Komatsu J, Koyama H, Maeda N, Aratani Y
Kihara Institute for Biological Research, Yokohama City University, Maioka-cho 641-12, Totsuka, Yokohama, 244-0813, Japan.
Inflamm Res. 2006 May;55(5):200-6. doi: 10.1007/s00011-006-0071-3.
This study examined the role of neutrophil-derived reactive oxygen species (ROS) in neutrophil recruitment into ultraviolet B (UVB)-exposed skin of mice.

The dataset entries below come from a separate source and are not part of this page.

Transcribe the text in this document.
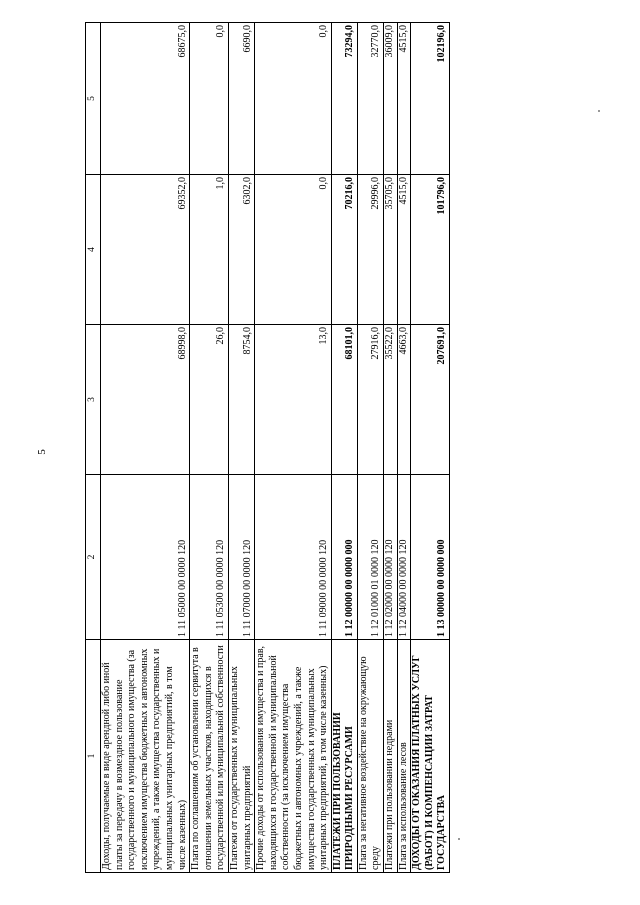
5
1	2	3	4	5
Доходы, получаемые в виде арендной либо иной платы за передачу в возмездное пользование государственного и муниципального имущества (за исключением имущества бюджетных и автономных учреждений, а также имущества государственных и муниципальных унитарных предприятий, в том числе казенных)	1 11 05000 00 0000 120	68998,0	69352,0	68675,0
Плата по соглашениям об установлении сервитута в отношении земельных участков, находящихся в государственной или муниципальной собственности	1 11 05300 00 0000 120	26,0	1,0	0,0
Платежи от государственных и муниципальных унитарных предприятий	1 11 07000 00 0000 120	8754,0	6302,0	6690,0
Прочие доходы от использования имущества и прав, находящихся в государственной и муниципальной собственности (за исключением имущества бюджетных и автономных учреждений, а также имущества государственных и муниципальных унитарных предприятий, в том числе казенных)	1 11 09000 00 0000 120	13,0	0,0	0,0
ПЛАТЕЖИ ПРИ ПОЛЬЗОВАНИИ ПРИРОДНЫМИ РЕСУРСАМИ	1 12 00000 00 0000 000	68101,0	70216,0	73294,0
Плата за негативное воздействие на окружающую среду	1 12 01000 01 0000 120	27916,0	29996,0	32770,0
Платежи при пользовании недрами	1 12 02000 00 0000 120	35522,0	35705,0	36009,0
Плата за использование лесов	1 12 04000 00 0000 120	4663,0	4515,0	4515,0
ДОХОДЫ ОТ ОКАЗАНИЯ ПЛАТНЫХ УСЛУГ (РАБОТ) И КОМПЕНСАЦИИ ЗАТРАТ ГОСУДАРСТВА	1 13 00000 00 0000 000	207691,0	101796,0	102196,0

Mouse dorsal skin was irradiated with UVB (600 mJ/cm2). Accumulation of neutrophils within the inflammatory sites was observed histochemically. Keratinocyte-derived chemokine (KC) and macrophage inflammatory protein 2 (MIP-2) were quantified, and in vivo chemotaxis of neutrophils toward KC and MIP-2 was examined.
UVB exposure of mice deficient in myeloperoxidase (MPO), NADPH oxidase, or both, caused skin neutrophil infiltration peaking at 60, 48, and 48 h, respectively, which was earlier than the 72-h peak in wild-type mice. MIP-2 level was higher in mutant than wild-type mice. Mutant neutrophils produced more MIP-2 in vitro. Neutrophil migration toward a localized source of KC was higher in mutant than wild type mice. NADPH oxidase deficiency had a greater effect on migration than MPO deficiency.

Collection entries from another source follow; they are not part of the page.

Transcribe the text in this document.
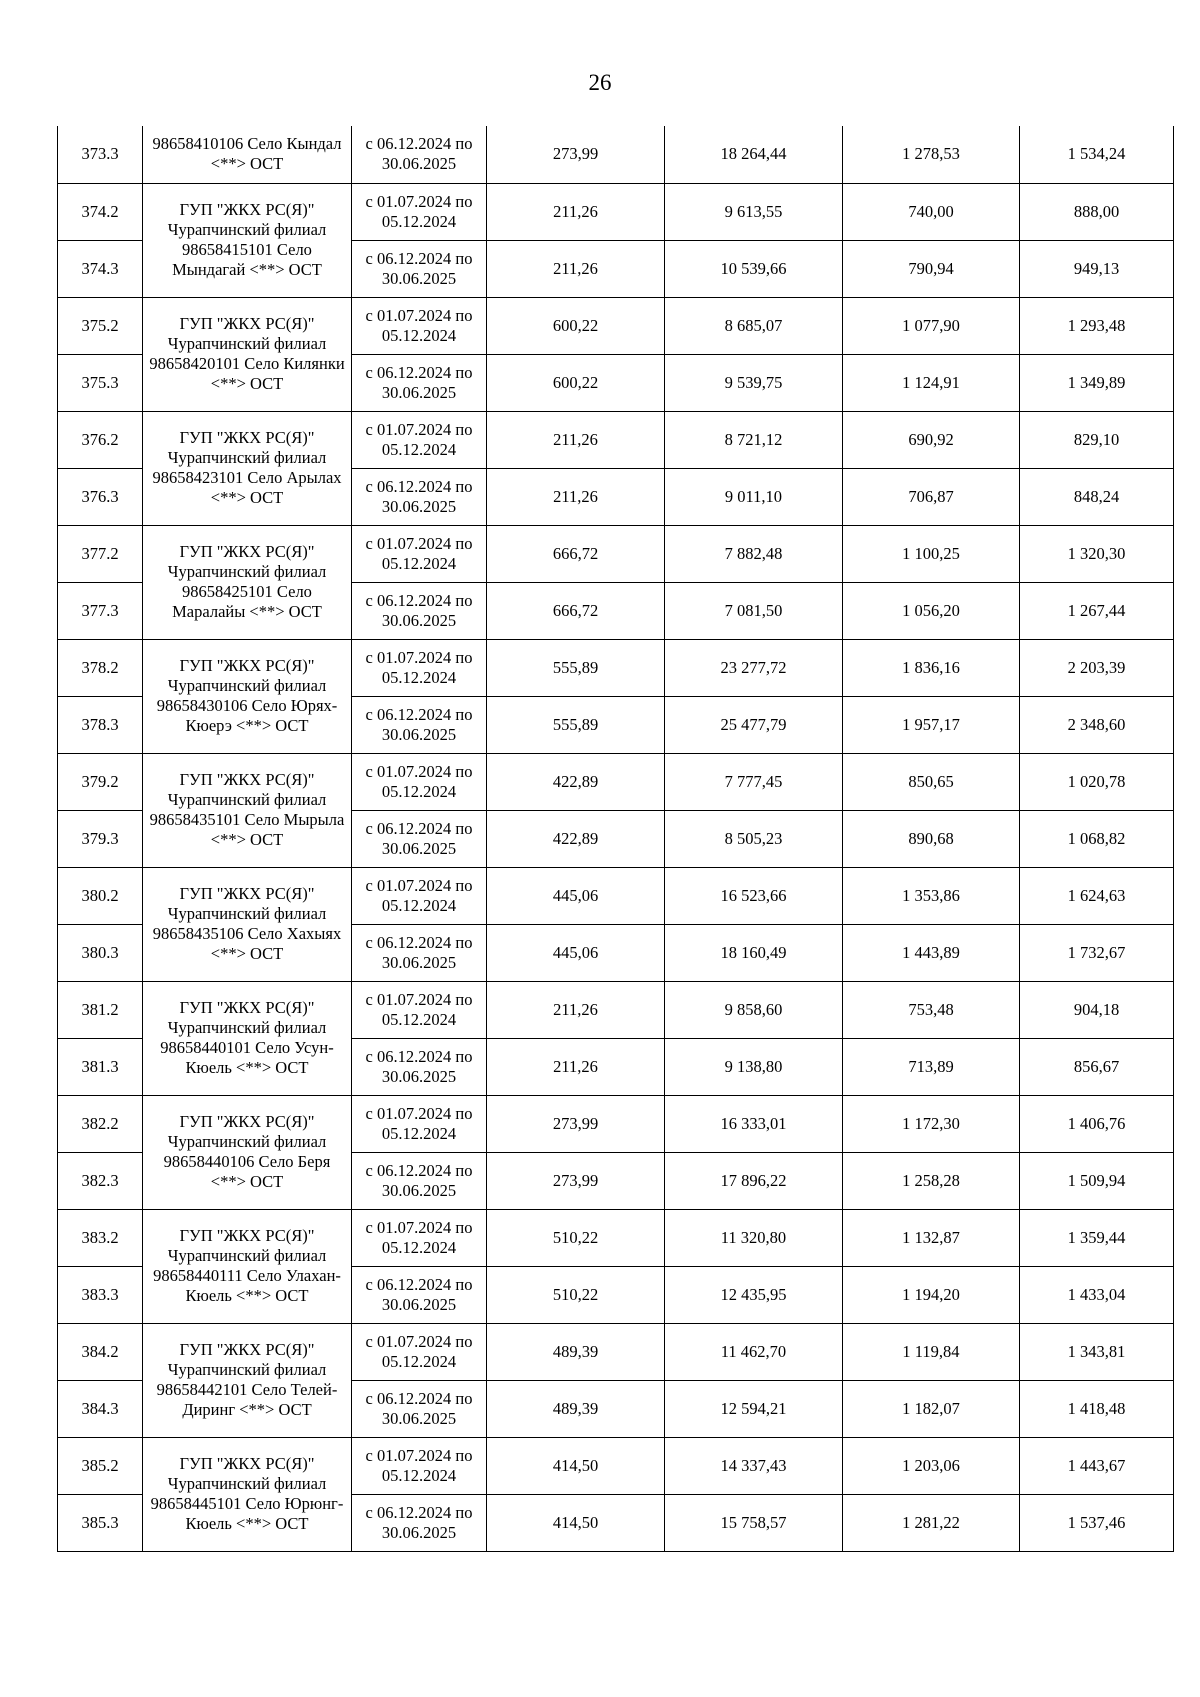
26
373.3	98658410106 Село Кындал <**> ОСТ	с 06.12.2024 по 30.06.2025	273,99	18 264,44	1 278,53	1 534,24
374.2	ГУП "ЖКХ РС(Я)" Чурапчинский филиал 98658415101 Село Мындагай <**> ОСТ	с 01.07.2024 по 05.12.2024	211,26	9 613,55	740,00	888,00
374.3		с 06.12.2024 по 30.06.2025	211,26	10 539,66	790,94	949,13
375.2	ГУП "ЖКХ РС(Я)" Чурапчинский филиал 98658420101 Село Килянки <**> ОСТ	с 01.07.2024 по 05.12.2024	600,22	8 685,07	1 077,90	1 293,48
375.3		с 06.12.2024 по 30.06.2025	600,22	9 539,75	1 124,91	1 349,89
376.2	ГУП "ЖКХ РС(Я)" Чурапчинский филиал 98658423101 Село Арылах <**> ОСТ	с 01.07.2024 по 05.12.2024	211,26	8 721,12	690,92	829,10
376.3		с 06.12.2024 по 30.06.2025	211,26	9 011,10	706,87	848,24
377.2	ГУП "ЖКХ РС(Я)" Чурапчинский филиал 98658425101 Село Маралайы <**> ОСТ	с 01.07.2024 по 05.12.2024	666,72	7 882,48	1 100,25	1 320,30
377.3		с 06.12.2024 по 30.06.2025	666,72	7 081,50	1 056,20	1 267,44
378.2	ГУП "ЖКХ РС(Я)" Чурапчинский филиал 98658430106 Село Юрях-Кюерэ <**> ОСТ	с 01.07.2024 по 05.12.2024	555,89	23 277,72	1 836,16	2 203,39
378.3		с 06.12.2024 по 30.06.2025	555,89	25 477,79	1 957,17	2 348,60
379.2	ГУП "ЖКХ РС(Я)" Чурапчинский филиал 98658435101 Село Мырыла <**> ОСТ	с 01.07.2024 по 05.12.2024	422,89	7 777,45	850,65	1 020,78
379.3		с 06.12.2024 по 30.06.2025	422,89	8 505,23	890,68	1 068,82
380.2	ГУП "ЖКХ РС(Я)" Чурапчинский филиал 98658435106 Село Хахыях <**> ОСТ	с 01.07.2024 по 05.12.2024	445,06	16 523,66	1 353,86	1 624,63
380.3		с 06.12.2024 по 30.06.2025	445,06	18 160,49	1 443,89	1 732,67
381.2	ГУП "ЖКХ РС(Я)" Чурапчинский филиал 98658440101 Село Усун-Кюель <**> ОСТ	с 01.07.2024 по 05.12.2024	211,26	9 858,60	753,48	904,18
381.3		с 06.12.2024 по 30.06.2025	211,26	9 138,80	713,89	856,67
382.2	ГУП "ЖКХ РС(Я)" Чурапчинский филиал 98658440106 Село Беря <**> ОСТ	с 01.07.2024 по 05.12.2024	273,99	16 333,01	1 172,30	1 406,76
382.3		с 06.12.2024 по 30.06.2025	273,99	17 896,22	1 258,28	1 509,94
383.2	ГУП "ЖКХ РС(Я)" Чурапчинский филиал 98658440111 Село Улахан-Кюель <**> ОСТ	с 01.07.2024 по 05.12.2024	510,22	11 320,80	1 132,87	1 359,44
383.3		с 06.12.2024 по 30.06.2025	510,22	12 435,95	1 194,20	1 433,04
384.2	ГУП "ЖКХ РС(Я)" Чурапчинский филиал 98658442101 Село Телей-Диринг <**> ОСТ	с 01.07.2024 по 05.12.2024	489,39	11 462,70	1 119,84	1 343,81
384.3		с 06.12.2024 по 30.06.2025	489,39	12 594,21	1 182,07	1 418,48
385.2	ГУП "ЖКХ РС(Я)" Чурапчинский филиал 98658445101 Село Юрюнг-Кюель <**> ОСТ	с 01.07.2024 по 05.12.2024	414,50	14 337,43	1 203,06	1 443,67
385.3		с 06.12.2024 по 30.06.2025	414,50	15 758,57	1 281,22	1 537,46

These results suggest that ROS produced by neutrophils regulate expression of MIP-2 and migration of neutrophils toward KC. This may explain the earlier infiltration of mutant neutrophils in response to UVB.
本研究检测了中性粒细胞衍生的活性氧(ROS)在中性粒细胞募集至紫外线B(UVB)照射的小鼠皮肤中的作用。

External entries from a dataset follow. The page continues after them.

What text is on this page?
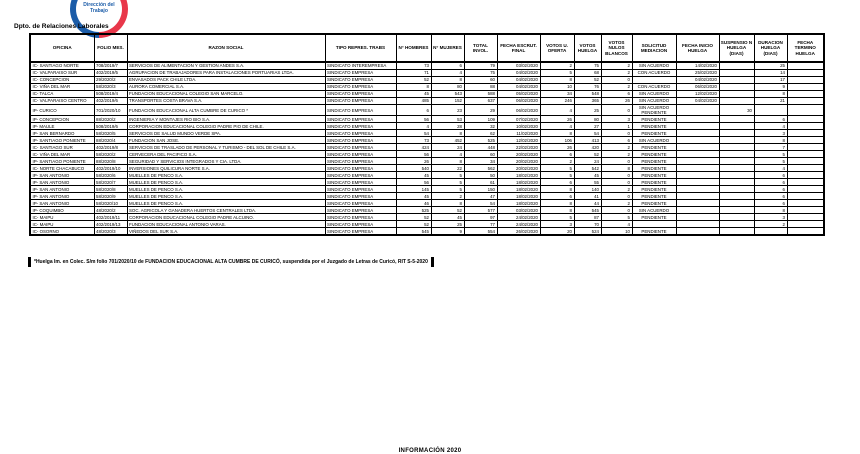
Dirección del Trabajo
Dpto. de Relaciones Laborales
OFICINA	FOLIO MES.	RAZON SOCIAL	TIPO REPRES. TRABS	N° HOMBRES	N° MUJERES	TOTAL INVOL.	FECHA ESCRUT. FINAL	VOTOS U. OFERTA	VOTOS HUELGA	VOTOS NULOS BLANCOS	SOLICITUD MEDIACION	FECHA INICIO HUELGA	SUSPENSIO N HUELGA (DIAS)	DURACION HUELGA (DIAS)	FECHA TERMINO HUELGA
IC- SANTIAGO NORTE	708/2019/7	SERVICIOS DE ALIMENTACION Y GESTION ANDES S.A.	SINDICATO INTEREMPRESA	73	6	79	03/02/2020	2	75	2	SIN ACUERDO	14/02/2020		25	
IC- VALPARAISO SUR	402/2019/5	AGRUPACION DE TRABAJADORES PARA INSTALACIONES PORTUARIAS LTDA.	SINDICATO EMPRESA	71	4	75	04/02/2020	5	68	2	CON ACUERDO	25/02/2020		14	
IC- CONCEPCION	29/2020/2	ENVASADOS PACK CHILE LTDA.	SINDICATO EMPRESA	52	8	60	04/02/2020	8	52	0		04/02/2020		17	
IC- VIÑA DEL MAR	58/2020/3	AURORA COMERCIAL S.A.	SINDICATO EMPRESA	8	80	88	04/02/2020	10	76	2	CON ACUERDO	06/02/2020		9	
IC- TALCA	508/2019/4	FUNDACION EDUCACIONAL COLEGIO SAN MARCELO.	SINDICATO EMPRESA	45	543	588	05/02/2020	34	548	6	SIN ACUERDO	12/02/2020		8	
IC- VALPARAISO CENTRO	402/2019/6	TRANSPORTES COSTA BRAVA S.A.	SINDICATO EMPRESA	485	152	637	06/02/2020	246	365	26	SIN ACUERDO	04/02/2020		21	
IP- CURICO	701/2020/10	FUNDACION EDUCACIONAL ALTA CUMBRE DE CURICO *	SINDICATO EMPRESA	6	23	29	06/02/2020	4	25	0	SIN ACUERDO PENDIENTE		30		
IP- CONCEPCION	88/2020/2	INGENIERIA Y MONTAJES RIO BIO S.A.	SINDICATO EMPRESA	56	53	109	07/02/2020	26	80	3	PENDIENTE			6	
IP- MAULE	508/2019/6	CORPORACION EDUCACIONAL COLEGIO PADRE PIO DE CHILE.	SINDICATO EMPRESA	4	28	32	10/02/2020	4	27	1	PENDIENTE			4	
IP- SAN BERNARDO	58/2020/5	SERVICIOS DE SALUD MUNDO VERDE SPA.	SINDICATO EMPRESA	54	8	62	11/02/2020	8	54	0	PENDIENTE			3	
IP- SANTIAGO PONIENTE	88/2020/4	FUNDACION SAN JOSE.	SINDICATO EMPRESA	73	452	525	12/02/2020	106	413	6	SIN ACUERDO			8	
IC- SANTIAGO SUR	402/2019/8	SERVICIOS DE TRASLADO DE PERSONAL Y TURISMO - DEL SOL DE CHILE S.A.	SINDICATO EMPRESA	424	24	448	22/02/2020	26	420	2	PENDIENTE			7	
IC- VIÑA DEL MAR	58/2020/2	CERVECERA DEL PACIFICO S.A.	SINDICATO EMPRESA	56	4	60	20/02/2020	6	52	2	PENDIENTE			5	
IP- SANTIAGO PONIENTE	88/2020/8	SEGURIDAD Y SERVICIOS INTEGRADOS Y CIA. LTDA.	SINDICATO EMPRESA	26	8	34	20/02/2020	2	24	0	PENDIENTE			5	
IC- NORTE CHACABUCO	402/2019/10	INVERSIONES QUILICURA NORTE S.A.	SINDICATO EMPRESA	540	22	562	20/02/2020	5	542	8	PENDIENTE			4	
IP- SAN ANTONIO	58/2020/6	MUELLES DE PENCO S.A.	SINDICATO EMPRESA	45	5	50	18/02/2020	5	45	0	PENDIENTE			6	
IP- SAN ANTONIO	58/2020/7	MUELLES DE PENCO S.A.	SINDICATO EMPRESA	56	5	61	18/02/2020	6	55	0	PENDIENTE			6	
IP- SAN ANTONIO	58/2020/8	MUELLES DE PENCO S.A.	SINDICATO EMPRESA	145	5	150	18/02/2020	8	140	2	PENDIENTE			6	
IP- SAN ANTONIO	58/2020/9	MUELLES DE PENCO S.A.	SINDICATO EMPRESA	45	2	47	18/02/2020	6	41	0	PENDIENTE			6	
IP- SAN ANTONIO	58/2020/10	MUELLES DE PENCO S.A.	SINDICATO EMPRESA	46	8	54	18/02/2020	8	44	2	PENDIENTE			6	
IP- COQUIMBO	48/2020/2	SOC. AGRICOLA Y GANADERA HUERTOS CENTRALES LTDA.	SINDICATO EMPRESA	525	52	577	03/02/2020	8	545	0	SIN ACUERDO			8	
IC- MAIPU	402/2019/11	CORPORACION EDUCACIONAL COLEGIO PADRE ALCUINO.	SINDICATO EMPRESA	52	45	97	24/02/2020	5	87	5	PENDIENTE			3	
IC- MAIPU	402/2019/13	FUNDACION EDUCACIONAL ANTONIO VARAS.	SINDICATO EMPRESA	52	25	77	24/02/2020	3	70	4				2	
IC- OSORNO	48/2020/3	VIÑEDOS DEL SUR S.A.	SINDICATO EMPRESA	545	9	554	26/02/2020	20	524	10	PENDIENTE				
*Huelga Im. en Colec. S/m folio 701/2020/10 de FUNDACION EDUCACIONAL ALTA CUMBRE DE CURICÓ, suspendida por el Juzgado de Letras de Curicó, RIT S-5-2020
INFORMACIÓN 2020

用UVB(600 mJ/cm²)照射小鼠背部皮肤。通过组织化学方法观察炎症部位中性粒细胞的聚集情况。对角质形成细胞衍生趋化因子(KC)和巨噬细胞炎性蛋白2(MIP-2)进行定量,并检测中性粒细胞对KC和MIP-2的体内趋化性。
髓过氧化物酶(MPO)缺陷、NADPH氧化酶缺陷或两者均缺陷的小鼠经UVB照射后,皮肤中性粒细胞浸润分别在60、48和48小时达到峰值,早于野生型小鼠的72小时峰值。突变小鼠的MIP-2水平高于野生型小鼠。突变的中性粒细胞在体外产生更多的MIP-2。突变小鼠中性粒细胞向局部KC来源的迁移高于野生型小鼠。NADPH氧化酶缺陷对迁移的影响大于MPO缺陷。
这些结果表明,中性粒细胞产生的ROS调节MIP-2的表达以及中性粒细胞向KC的迁移。这可能解释了突变的中性粒细胞对UVB反应时更早的浸润现象。